According to Garcia, the current administration has combined extreme arrogance with a capacity for deluding itself that makes such disasters almost inevitable. “I don’t think the big shots in the Bush administration are malicious or conspiratorial or conscious liars,” he says. “Actually, I think they really believe the things they say, which to me is even scarier. These people don’t listen to other viewpoints, and they don’t seem to have the ability to use basic critical thinking skills to reach logical solutions to the problems we face in the war on terrorism. The neo-conservatives really scare the crap out of me. Their messianic view of global democracy is pure fantasy.”

Like many experts, Garcia believes the Bush administration made a terrible mistake when it opted to disband Saddam’s army. “They should’ve just lopped off all the top generals and done some spot removals of the hardcore Baathists, but kept the military together. Iraq under Saddam was a highly militant society. Being in the army brought with it a huge amount of prestige. These young guys lost that prestige, and on top of that they brought all their guns home with them. It created a very bad situation.”

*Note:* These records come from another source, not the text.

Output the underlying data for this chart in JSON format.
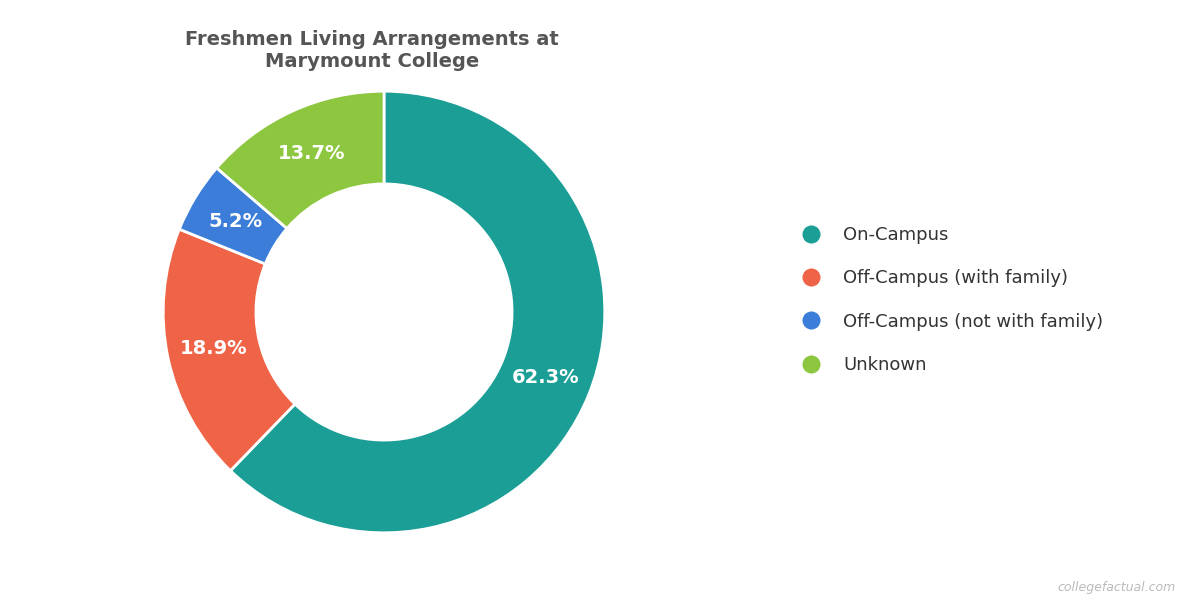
{
  "title": "Freshmen Living Arrangements at\nMarymount College",
  "slices": [
    62.3,
    18.9,
    5.2,
    13.7
  ],
  "labels": [
    "On-Campus",
    "Off-Campus (with family)",
    "Off-Campus (not with family)",
    "Unknown"
  ],
  "colors": [
    "#1A9E96",
    "#EF6347",
    "#3B7DD8",
    "#8DC63F"
  ],
  "pct_labels": [
    "62.3%",
    "18.9%",
    "5.2%",
    "13.7%"
  ],
  "startangle": 90,
  "donut_width": 0.42,
  "label_fontsize": 14,
  "title_fontsize": 14,
  "legend_fontsize": 13,
  "pct_color": "white",
  "background_color": "#ffffff",
  "watermark": "collegefactual.com",
  "title_color": "#555555",
  "legend_text_color": "#333333"
}
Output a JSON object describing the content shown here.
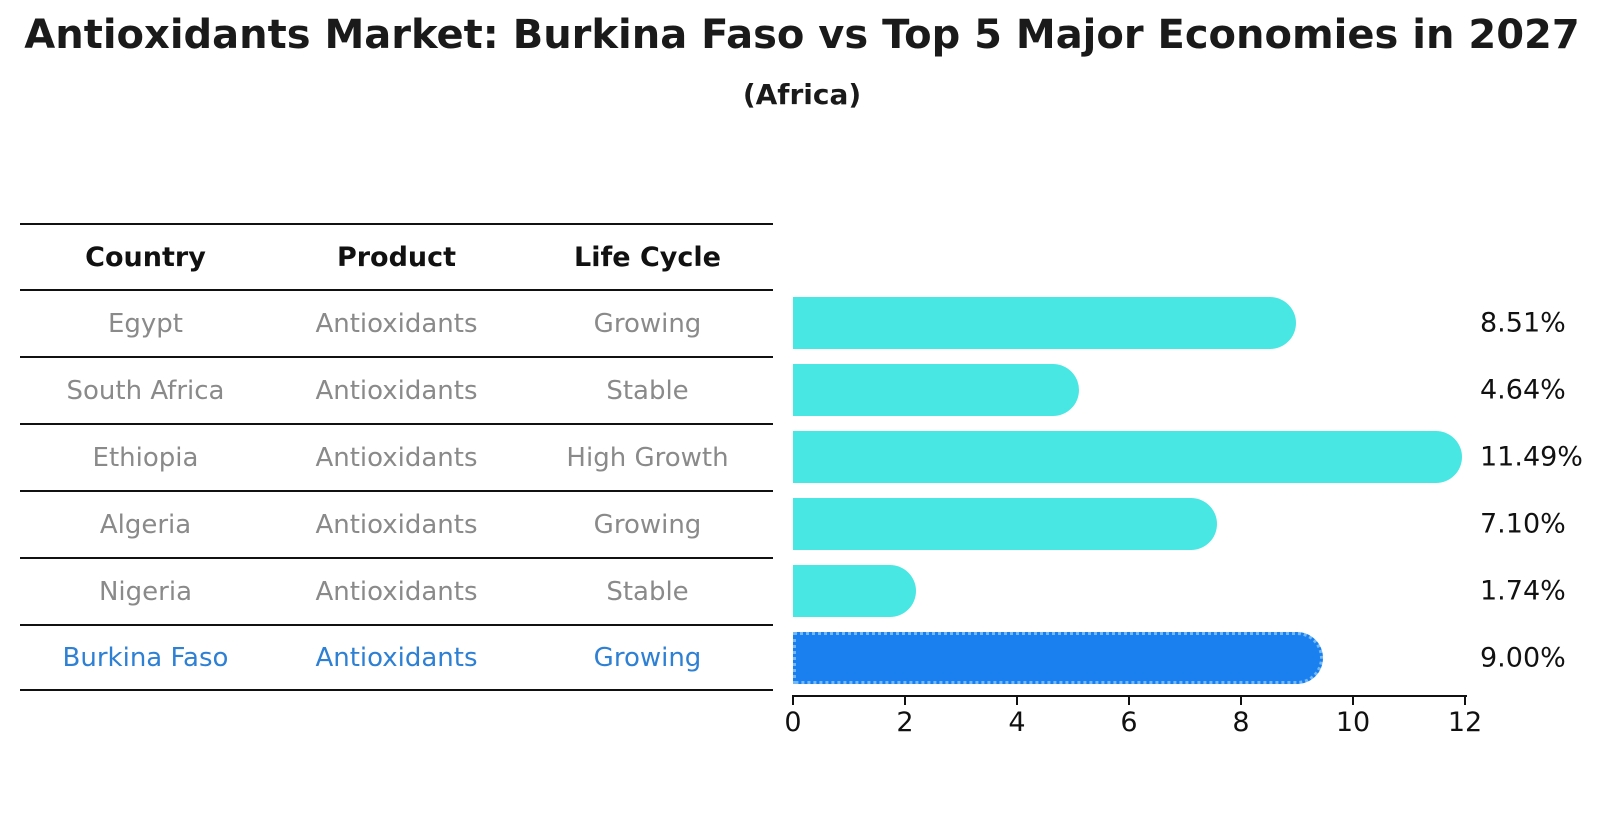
{
  "header": {
    "title": "Antioxidants Market: Burkina Faso vs Top 5 Major Economies in 2027",
    "subtitle": "(Africa)"
  },
  "table": {
    "headers": [
      "Country",
      "Product",
      "Life Cycle"
    ],
    "rows": [
      {
        "country": "Egypt",
        "product": "Antioxidants",
        "life_cycle": "Growing",
        "highlight": false
      },
      {
        "country": "South Africa",
        "product": "Antioxidants",
        "life_cycle": "Stable",
        "highlight": false
      },
      {
        "country": "Ethiopia",
        "product": "Antioxidants",
        "life_cycle": "High Growth",
        "highlight": false
      },
      {
        "country": "Algeria",
        "product": "Antioxidants",
        "life_cycle": "Growing",
        "highlight": false
      },
      {
        "country": "Nigeria",
        "product": "Antioxidants",
        "life_cycle": "Stable",
        "highlight": false
      },
      {
        "country": "Burkina Faso",
        "product": "Antioxidants",
        "life_cycle": "Growing",
        "highlight": true
      }
    ]
  },
  "chart_data": {
    "type": "bar",
    "orientation": "horizontal",
    "title": "Antioxidants Market: Burkina Faso vs Top 5 Major Economies in 2027 (Africa)",
    "categories": [
      "Egypt",
      "South Africa",
      "Ethiopia",
      "Algeria",
      "Nigeria",
      "Burkina Faso"
    ],
    "values": [
      8.51,
      4.64,
      11.49,
      7.1,
      1.74,
      9.0
    ],
    "value_labels": [
      "8.51%",
      "4.64%",
      "11.49%",
      "7.10%",
      "1.74%",
      "9.00%"
    ],
    "xlim": [
      0,
      12
    ],
    "x_ticks": [
      0,
      2,
      4,
      6,
      8,
      10,
      12
    ],
    "x_tick_labels": [
      "0",
      "2",
      "4",
      "6",
      "8",
      "10",
      "12"
    ],
    "grid": false,
    "legend": false,
    "bar_color": "#49E7E3",
    "highlight_bar_color": "#1A80F0",
    "highlight_index": 5
  },
  "colors": {
    "bar": "#49E7E3",
    "highlight_bar": "#1A80F0",
    "highlight_border": "#74B9F7",
    "highlight_text": "#2E80D4",
    "body_text": "#8a8a8a",
    "ink": "#111111"
  }
}
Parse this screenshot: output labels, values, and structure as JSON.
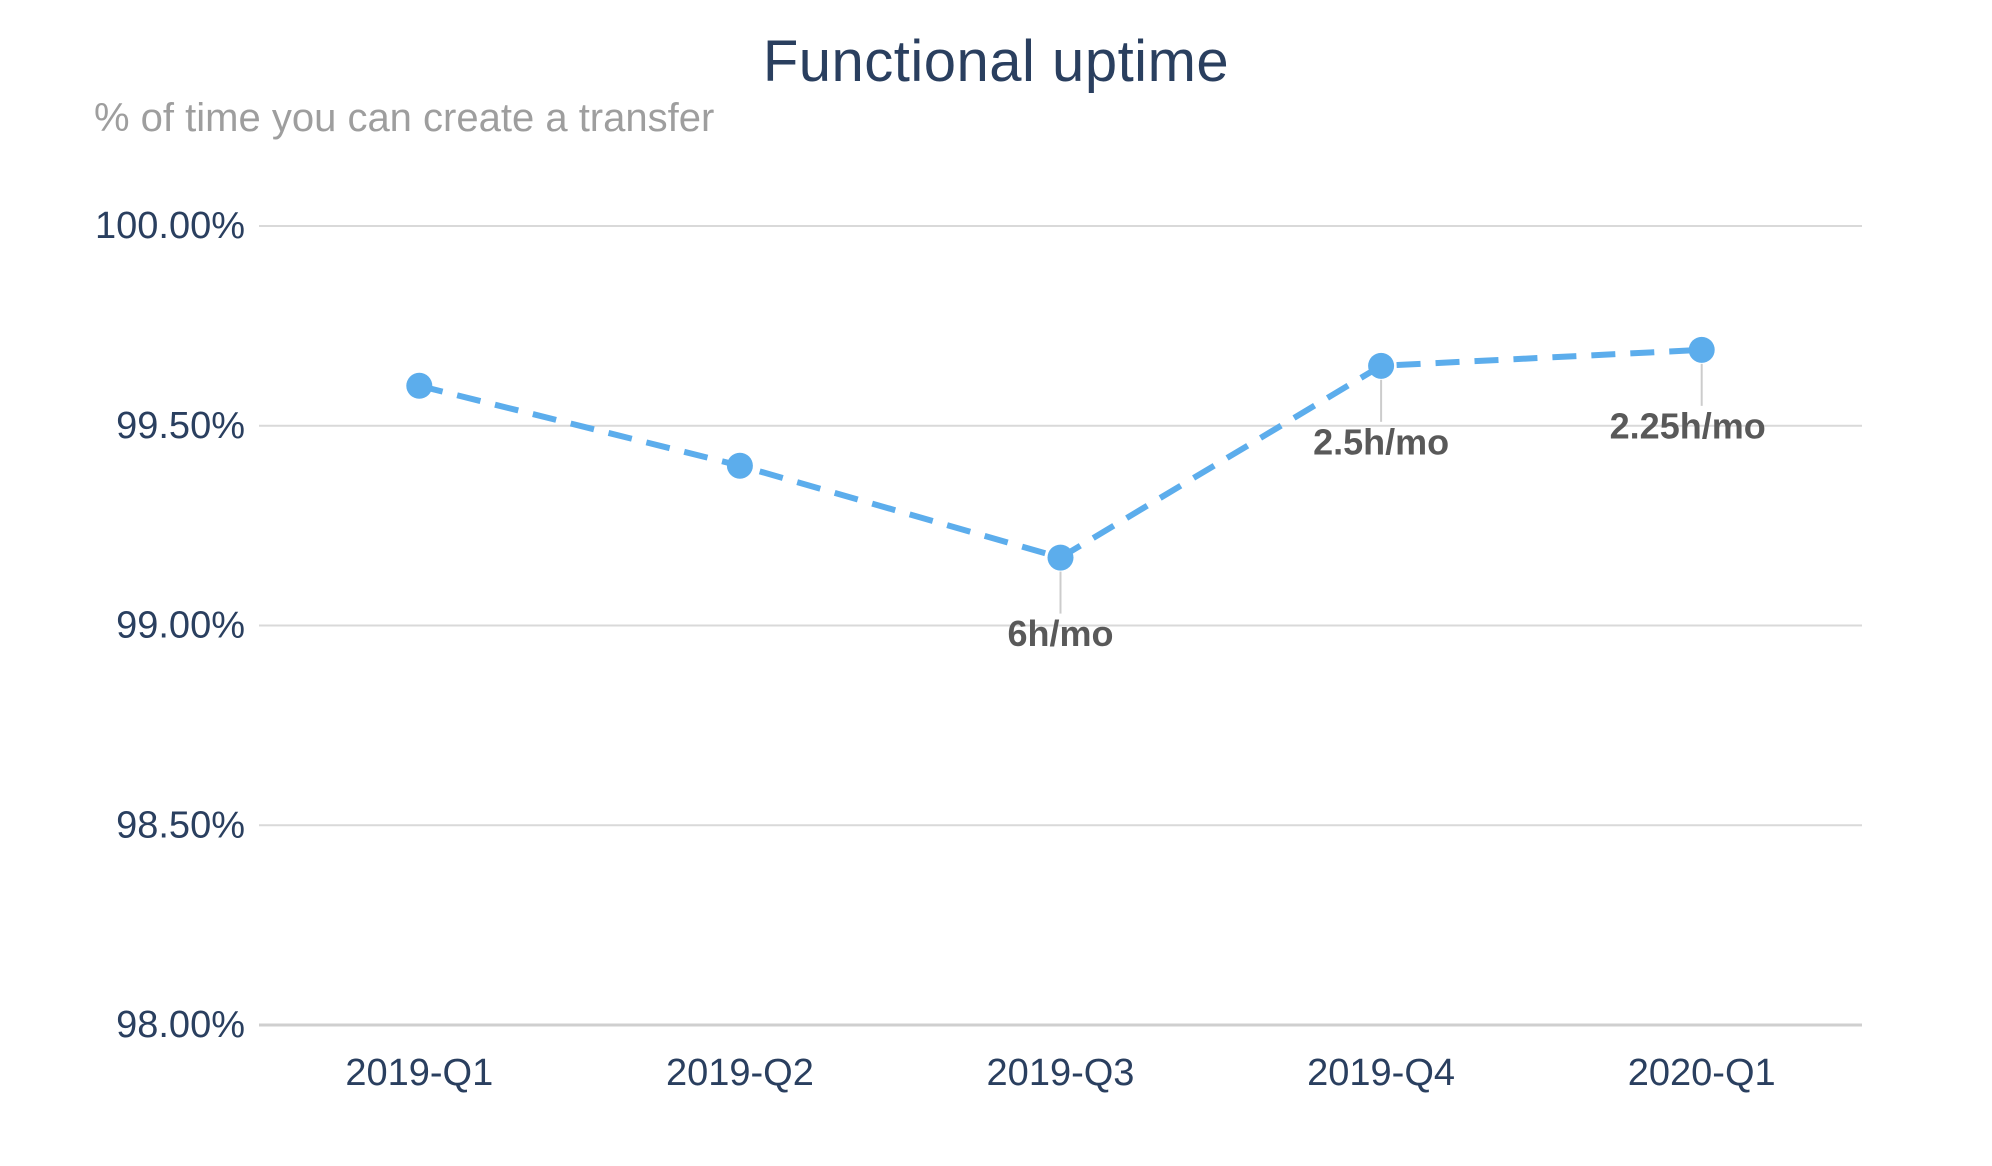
{
  "chart_data": {
    "type": "line",
    "title": "Functional uptime",
    "subtitle": "% of time you can create a transfer",
    "categories": [
      "2019-Q1",
      "2019-Q2",
      "2019-Q3",
      "2019-Q4",
      "2020-Q1"
    ],
    "series": [
      {
        "name": "Functional uptime",
        "values": [
          99.6,
          99.4,
          99.17,
          99.65,
          99.69
        ],
        "line_style": "dashed",
        "marker": "circle"
      }
    ],
    "annotations": [
      {
        "category": "2019-Q3",
        "text": "6h/mo",
        "dx": 0
      },
      {
        "category": "2019-Q4",
        "text": "2.5h/mo",
        "dx": 0
      },
      {
        "category": "2020-Q1",
        "text": "2.25h/mo",
        "dx": -14
      }
    ],
    "yticks": [
      {
        "value": 100.0,
        "label": "100.00%"
      },
      {
        "value": 99.5,
        "label": "99.50%"
      },
      {
        "value": 99.0,
        "label": "99.00%"
      },
      {
        "value": 98.5,
        "label": "98.50%"
      },
      {
        "value": 98.0,
        "label": "98.00%"
      }
    ],
    "ylim": [
      98.0,
      100.0
    ],
    "xlabel": "",
    "ylabel": "",
    "grid": true,
    "legend_position": "none",
    "colors": {
      "line": "#5cadec",
      "title_text": "#2a3f5f",
      "subtitle_text": "#9e9e9e",
      "gridline": "#d9d9d9",
      "axis_line": "#cfcfcf",
      "annotation_text": "#595959",
      "annotation_connector": "#cccccc",
      "background": "#ffffff"
    }
  }
}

That’s just one example of what Garcia views as the Bush administration’s gross incompetence in conducting this war. “I’d love to be at West Point in 10 years for the class ’How Not to Conduct a War,'” he says, “I’m sure they’re talking about it right now, how badly the civilian leadership screwed up.” …

”[T]here still wasn’t a close enough connection between Iraq and al Qaeda to justify the war.

“I mean, we could invade Venezuela tomorrow and do the same sort of net good for the Venezuelan people that we’ve done in Iraq, but it would be strategically detrimental to us. If we really wanted to help the Iraqi people, if that was our goal, then we should’ve used NATO or the U.N. from the beginning. Going it alone has hurt us in a big way.”

Garcia considers himself to be a moderate, old-style Rockefeller Republican, but these days he feels like a minority in his party. Although he won’t change his party affiliation, he’s finished with the Bush administration.